I used to suffer from quite bad cystitis/kidney infections which, if any of you has had them, are excruciating, debilitating and you would do virtually anything that would be guaranteed to prevent them. Drinking lots and lots of water helps, a lot. Ahem.

And still I went on my merry way. It’s not that I don’t like water. I just can’t be bothered. It bores me. And I’m very easily bored. I need things to stimulate me. I’m a bit of an adrenalin junkie. Water just doesn’t do it for me. If it’s there, poured for me, with a delicious meal, of course I’ll sip it. I’ll even take it with a headache tablet but only enough to lubricate my throat to get the tablet down.

But mainly it’s because I don’t like my life to be ruled by having to go to the toilet every few minutes. I am told that if you drink your recommended quota of water each day, your body adjusts in time and you don’t need to cross your legs or do a little jig in order to get the key into your door lock in case you can’t make it to the loo. Frankly, I’ve never given water the benefit of the doubt so I really couldn’t tell you whether this is true or not.

But that was before yesterday.

I deposited my two eldest girls and two friends at the cinema and, with a few hours to kill, I decided to browse around a large shopping mall.

At this point it’s fair to add that my recent crossover into my 5th decade (ok, it’s going to remain recent for quite some time) has prompted me to regard myself very critically in the mirror each day and I swear that these fine (oh yes they are!!!!) lines around my eyes are starting to resemble the Nile delta in my very paranoid mind.

Anyway, as I travelled up the escalator to the ladies clothes department, I saw him, his eagle-eye scouring the floor for prey, ready to swoop in for the kill. I had about 5 seconds to prepare my strategy. I understand PR/marketing. I know that you can’t even let them make eye contact or you’re finished. He was a tall version of Charlotte’s gay friend, Anthony Marentino, in Sex and the City. I don’t know why I didn’t just obey my own rules and fix my gaze on some imaginery item of clothing and head ruthlessly for it. Maybe subconsciously I decided that I needed a challenge or wanted to pick a fight.

So, I glanced towards him as I skipped of the escalator. “Madam, allow me to change your life”. Oh crikey.

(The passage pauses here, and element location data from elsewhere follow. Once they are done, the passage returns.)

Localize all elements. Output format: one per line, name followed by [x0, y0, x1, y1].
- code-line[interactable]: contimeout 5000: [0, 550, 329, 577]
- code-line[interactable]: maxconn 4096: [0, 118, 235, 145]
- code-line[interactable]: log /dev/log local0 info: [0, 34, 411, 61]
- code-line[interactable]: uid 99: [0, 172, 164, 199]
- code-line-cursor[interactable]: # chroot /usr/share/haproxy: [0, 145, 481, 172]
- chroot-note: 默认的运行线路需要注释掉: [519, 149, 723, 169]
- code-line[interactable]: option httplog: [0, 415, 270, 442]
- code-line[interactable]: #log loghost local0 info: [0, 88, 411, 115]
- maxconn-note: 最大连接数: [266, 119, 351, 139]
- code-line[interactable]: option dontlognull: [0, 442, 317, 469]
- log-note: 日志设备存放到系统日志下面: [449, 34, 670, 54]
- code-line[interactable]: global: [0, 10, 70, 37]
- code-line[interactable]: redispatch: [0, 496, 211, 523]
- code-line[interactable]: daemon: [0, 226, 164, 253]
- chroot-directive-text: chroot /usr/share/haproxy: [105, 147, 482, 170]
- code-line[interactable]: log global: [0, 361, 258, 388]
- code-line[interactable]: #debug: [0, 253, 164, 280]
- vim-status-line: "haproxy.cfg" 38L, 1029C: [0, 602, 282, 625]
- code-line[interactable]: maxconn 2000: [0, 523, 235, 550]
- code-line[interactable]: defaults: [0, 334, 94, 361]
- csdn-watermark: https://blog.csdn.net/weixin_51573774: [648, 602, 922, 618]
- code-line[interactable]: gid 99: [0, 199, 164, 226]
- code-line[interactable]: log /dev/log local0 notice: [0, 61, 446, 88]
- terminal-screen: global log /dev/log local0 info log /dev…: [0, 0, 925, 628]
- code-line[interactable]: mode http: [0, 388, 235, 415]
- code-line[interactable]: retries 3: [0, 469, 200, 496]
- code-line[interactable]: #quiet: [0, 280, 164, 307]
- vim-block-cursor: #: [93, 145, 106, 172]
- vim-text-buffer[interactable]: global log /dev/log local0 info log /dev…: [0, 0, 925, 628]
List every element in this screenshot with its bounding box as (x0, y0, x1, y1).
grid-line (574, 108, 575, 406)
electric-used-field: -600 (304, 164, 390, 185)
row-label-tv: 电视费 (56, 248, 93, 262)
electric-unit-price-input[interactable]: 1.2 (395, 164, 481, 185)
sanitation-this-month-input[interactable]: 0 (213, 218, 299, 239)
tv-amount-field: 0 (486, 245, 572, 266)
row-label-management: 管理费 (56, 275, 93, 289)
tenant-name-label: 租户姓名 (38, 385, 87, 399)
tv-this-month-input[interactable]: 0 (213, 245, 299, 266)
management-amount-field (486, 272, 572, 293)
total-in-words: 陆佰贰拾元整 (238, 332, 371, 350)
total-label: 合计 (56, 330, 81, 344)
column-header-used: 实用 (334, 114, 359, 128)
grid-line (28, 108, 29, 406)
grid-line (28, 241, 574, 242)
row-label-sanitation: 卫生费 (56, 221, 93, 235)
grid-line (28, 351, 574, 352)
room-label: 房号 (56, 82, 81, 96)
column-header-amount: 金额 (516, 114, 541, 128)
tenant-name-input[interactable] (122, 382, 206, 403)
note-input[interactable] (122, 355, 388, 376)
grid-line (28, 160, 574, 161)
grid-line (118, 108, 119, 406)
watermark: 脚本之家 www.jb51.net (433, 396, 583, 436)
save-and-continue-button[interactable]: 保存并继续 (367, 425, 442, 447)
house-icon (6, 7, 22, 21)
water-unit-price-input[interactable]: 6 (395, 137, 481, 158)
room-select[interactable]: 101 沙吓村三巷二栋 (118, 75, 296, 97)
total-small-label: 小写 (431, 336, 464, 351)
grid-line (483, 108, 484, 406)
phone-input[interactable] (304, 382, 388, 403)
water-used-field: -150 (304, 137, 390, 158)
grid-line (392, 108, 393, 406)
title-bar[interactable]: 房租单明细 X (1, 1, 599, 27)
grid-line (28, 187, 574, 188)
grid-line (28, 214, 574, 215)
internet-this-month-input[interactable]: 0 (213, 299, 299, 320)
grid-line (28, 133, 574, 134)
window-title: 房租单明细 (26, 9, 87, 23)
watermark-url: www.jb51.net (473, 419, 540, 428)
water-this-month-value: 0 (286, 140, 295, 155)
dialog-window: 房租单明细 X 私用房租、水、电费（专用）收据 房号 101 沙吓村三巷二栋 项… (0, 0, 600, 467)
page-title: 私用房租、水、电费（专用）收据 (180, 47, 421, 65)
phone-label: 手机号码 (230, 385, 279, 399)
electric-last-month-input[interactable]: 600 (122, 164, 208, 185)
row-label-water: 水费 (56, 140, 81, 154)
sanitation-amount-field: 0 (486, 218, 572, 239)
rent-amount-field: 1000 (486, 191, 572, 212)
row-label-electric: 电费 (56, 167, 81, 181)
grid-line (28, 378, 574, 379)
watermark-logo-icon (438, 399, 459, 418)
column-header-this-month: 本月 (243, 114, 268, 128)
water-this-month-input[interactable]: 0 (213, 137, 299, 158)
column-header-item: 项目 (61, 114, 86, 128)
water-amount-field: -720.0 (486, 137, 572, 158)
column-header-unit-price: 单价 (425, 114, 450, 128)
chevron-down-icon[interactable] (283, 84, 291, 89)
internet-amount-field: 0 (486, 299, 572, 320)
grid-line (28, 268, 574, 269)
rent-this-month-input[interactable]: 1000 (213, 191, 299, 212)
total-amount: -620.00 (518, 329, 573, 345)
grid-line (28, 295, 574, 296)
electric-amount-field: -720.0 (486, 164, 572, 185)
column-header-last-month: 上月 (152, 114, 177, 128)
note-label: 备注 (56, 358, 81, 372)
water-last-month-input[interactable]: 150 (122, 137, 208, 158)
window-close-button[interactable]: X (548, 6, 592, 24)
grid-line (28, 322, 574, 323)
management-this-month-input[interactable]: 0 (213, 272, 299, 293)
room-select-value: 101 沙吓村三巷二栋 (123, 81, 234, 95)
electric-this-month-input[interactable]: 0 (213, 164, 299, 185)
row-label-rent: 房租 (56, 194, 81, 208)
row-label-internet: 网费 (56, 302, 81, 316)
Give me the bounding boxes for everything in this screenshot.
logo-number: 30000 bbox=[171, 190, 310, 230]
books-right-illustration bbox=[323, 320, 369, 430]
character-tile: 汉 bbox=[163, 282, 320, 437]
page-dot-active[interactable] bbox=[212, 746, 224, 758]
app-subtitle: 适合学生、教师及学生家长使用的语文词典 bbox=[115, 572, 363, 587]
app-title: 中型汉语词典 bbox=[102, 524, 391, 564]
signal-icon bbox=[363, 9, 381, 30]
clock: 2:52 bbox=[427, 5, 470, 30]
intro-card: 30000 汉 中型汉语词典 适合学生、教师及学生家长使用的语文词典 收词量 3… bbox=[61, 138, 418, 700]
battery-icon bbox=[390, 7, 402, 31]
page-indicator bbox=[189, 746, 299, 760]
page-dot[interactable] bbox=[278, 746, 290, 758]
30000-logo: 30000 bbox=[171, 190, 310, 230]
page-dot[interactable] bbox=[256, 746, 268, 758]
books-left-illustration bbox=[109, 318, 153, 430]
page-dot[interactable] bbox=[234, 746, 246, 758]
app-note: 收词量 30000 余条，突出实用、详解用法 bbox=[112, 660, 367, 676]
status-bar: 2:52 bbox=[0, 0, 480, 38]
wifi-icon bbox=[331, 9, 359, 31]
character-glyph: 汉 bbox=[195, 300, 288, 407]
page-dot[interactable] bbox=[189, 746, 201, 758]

I gave him a look that bore not just a small resemblance to the look that that balinese therapist had given me a few months ago and then I cocked my head to one side and raised my right eyebrow as high as it could possibly go and said “go on then”. Half an hour later my nails were shining, my hands were as silky as, well, silk and, as my daughter called me to say they were out of the cinema, I was being led to a stool to make myself more comfortable. “I’ll be there in two minutes”, I whispered into the phone as the half Israeli/half French ex-footballer, who had to give it up because of an achilles problem (oh yes, we were well past skin pleasantries at this stage), ran his fingers over my fine lines and shook his head in disbelief. “What?”, I snapped, pressing the red key on my phone. “We don’t drink enough water, do we?”, he said in the kind of voice that even I wouldn’t get away with using on my 3 year old.

Well, the nail buffer wasn’t too expensive, the cuticle oil is rather nice, my husband remarked on the lovely smell when I came home so the lavendar hand and body cream was definitely worth the special offer price of €35 Euro and the eye cream and serum do seem to have natural face-lifting properties. The problem is I won’t really know whether any of them really work because the free water may well be the reason why I’m going to have glowing skin, silky hair, baby soft hands and sparkling eyes. I’ll just never know.

I’m sure that my body will adjust in time and I won’t always have to get up twice during the night, seek out the ladies as soon as I enter a shopping centre, gauge it so that I go to the toilet just before getting into the car to make a journey that takes 15 minutes. And make sure that I know there’s somewhere to stop on the way if the journey is any longer than that.

And if my middle daughter makes one more remark about dripping taps and fountains and the like when I am hobbling on the front door step frantically digging around in my bag for my keys, I will, er,  not be responsible for my actions though I may be very embarrassed.